La flambée des prix des carburants provoquée par la guerre aux Moyen-Orient fragilise la situation économique de nombreuses entreprises françaises. Pour soutenir la trésorerie des sociétés les plus exposées, le ministère de l’économie a annoncé, vendredi 3 avril soir, le lancement prochain d’un « prêt flash carburant » avec Bpifrance, la banque publique d’investissement.
Dans le cadre de ce dispositif, des sommes de 5 000 à 50 000 euros pourront être prêtées au taux de 3,80 %, sans garanties, aux très petites entreprises (TPE) et aux petites et moyennes entreprises (PME) des secteurs éligibles : transports, agriculture, pêche, dont les dépenses de carburant représentent « au minimum 5 % du chiffre d’affaires ». Les prêts seront « distribués via un canal 100 % numérique par Bpifrance », avec une « mise à disposition des fonds sous sept jours », selon le communiqué du ministère.
Les entreprises devront cependant répondre à un certain nombre de critères pour éviter les effets d’aubaine : avoir été créées il y a plus d’un an, et accepter de donner accès à Bpifrance à ses derniers mois de relevés de compte bancaire. La durée de ces prêts sera de trente-six mois, « incluant un différé d’amortissement du capital de douze mois », selon le texte. Ils seront disponibles dans l’Hexagone et les départements et régions d’outre-mer.
Ces mesures pour compenser la hausse du prix des carburants due à la guerre au Moyen-Orient avaient été promises la semaine dernière par le premier ministre, Sébastien Lecornu. Le ministre des PME et du pouvoir d’achat, Serge Papin, avait alors expliqué que la BPI allait « proposer des prêts bonifiés, garantis par l’Etat, pour aider à la trésorerie » des entreprises.
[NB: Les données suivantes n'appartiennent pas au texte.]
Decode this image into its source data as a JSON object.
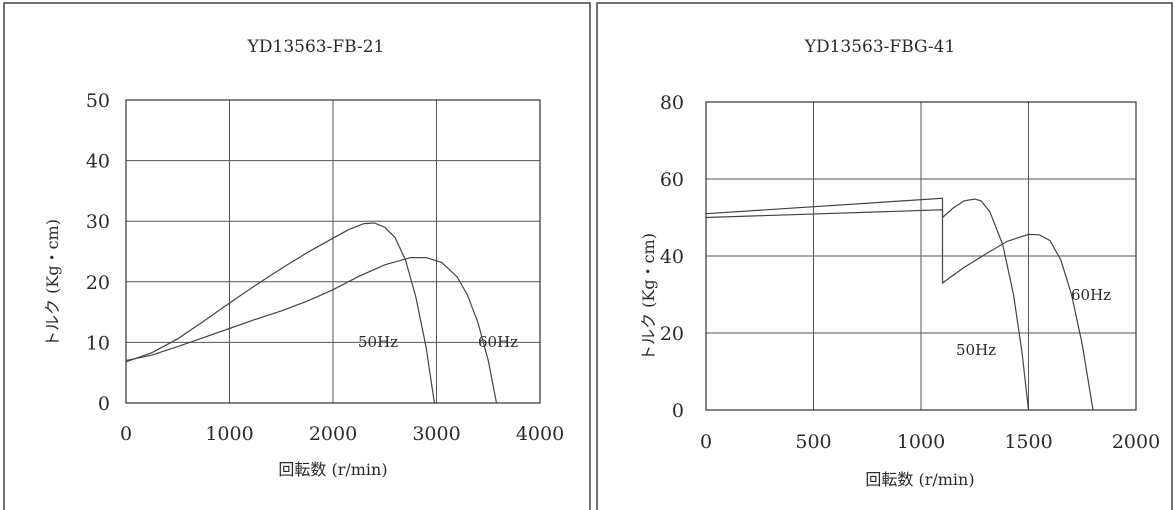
{
  "chart_data": [
    {
      "type": "line",
      "title": "YD13563-FB-21",
      "xlabel": "回転数 (r/min)",
      "ylabel": "トルク (Kg・cm)",
      "xlim": [
        0,
        4000
      ],
      "ylim": [
        0,
        50
      ],
      "x_ticks": [
        "0",
        "1000",
        "2000",
        "3000",
        "4000"
      ],
      "y_ticks": [
        "0",
        "10",
        "20",
        "30",
        "40",
        "50"
      ],
      "grid": true,
      "series": [
        {
          "name": "50Hz",
          "x": [
            0,
            250,
            500,
            750,
            1000,
            1250,
            1500,
            1750,
            2000,
            2150,
            2300,
            2400,
            2500,
            2600,
            2700,
            2800,
            2900,
            2980
          ],
          "y": [
            6.8,
            8.3,
            10.6,
            13.5,
            16.5,
            19.4,
            22.2,
            24.8,
            27.2,
            28.6,
            29.6,
            29.7,
            29.0,
            27.3,
            23.6,
            17.5,
            9.2,
            0
          ]
        },
        {
          "name": "60Hz",
          "x": [
            0,
            250,
            500,
            750,
            1000,
            1250,
            1500,
            1750,
            2000,
            2250,
            2500,
            2750,
            2900,
            3050,
            3200,
            3300,
            3400,
            3500,
            3580
          ],
          "y": [
            7.0,
            7.9,
            9.3,
            10.8,
            12.3,
            13.8,
            15.2,
            16.8,
            18.7,
            20.9,
            22.8,
            24.0,
            24.0,
            23.2,
            20.8,
            17.8,
            13.3,
            7.0,
            0
          ]
        }
      ],
      "annotations": [
        "50Hz",
        "60Hz"
      ]
    },
    {
      "type": "line",
      "title": "YD13563-FBG-41",
      "xlabel": "回転数 (r/min)",
      "ylabel": "トルク (Kg・cm)",
      "xlim": [
        0,
        2000
      ],
      "ylim": [
        0,
        80
      ],
      "x_ticks": [
        "0",
        "500",
        "1000",
        "1500",
        "2000"
      ],
      "y_ticks": [
        "0",
        "20",
        "40",
        "60",
        "80"
      ],
      "grid": true,
      "series": [
        {
          "name": "50Hz",
          "x": [
            0,
            1100,
            1100,
            1150,
            1200,
            1250,
            1280,
            1320,
            1380,
            1430,
            1470,
            1500
          ],
          "y": [
            51,
            55,
            50,
            52.5,
            54.3,
            54.8,
            54.3,
            51.5,
            43.0,
            30.0,
            15.0,
            0
          ]
        },
        {
          "name": "60Hz",
          "x": [
            0,
            1100,
            1100,
            1200,
            1300,
            1400,
            1500,
            1550,
            1600,
            1650,
            1700,
            1750,
            1800
          ],
          "y": [
            50,
            52,
            33,
            37,
            40.5,
            43.8,
            45.6,
            45.5,
            44.0,
            39.0,
            30.0,
            17.0,
            0
          ]
        }
      ],
      "annotations": [
        "50Hz",
        "60Hz"
      ]
    }
  ]
}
Bercy demande à Bruxelles d’enquêter sur les raffineries européennes
Le ministre de l’économie, Roland Lescure, a par ailleurs affirmé, vendredi soir, avoir écrit à la Commission européenne pour lui demander d’enquêter sur les marges des raffineries en Europe et de s’assurer qu’il n’y avait « pas d’abus ».
« On avait des questions sur les marges de distributeurs, on les a contrôlées et on a effectivement vérifié qu’il n’y avait pas d’abus », a-t-il, d’autre part, rappelé dans l’émission « C à vous » sur France 5.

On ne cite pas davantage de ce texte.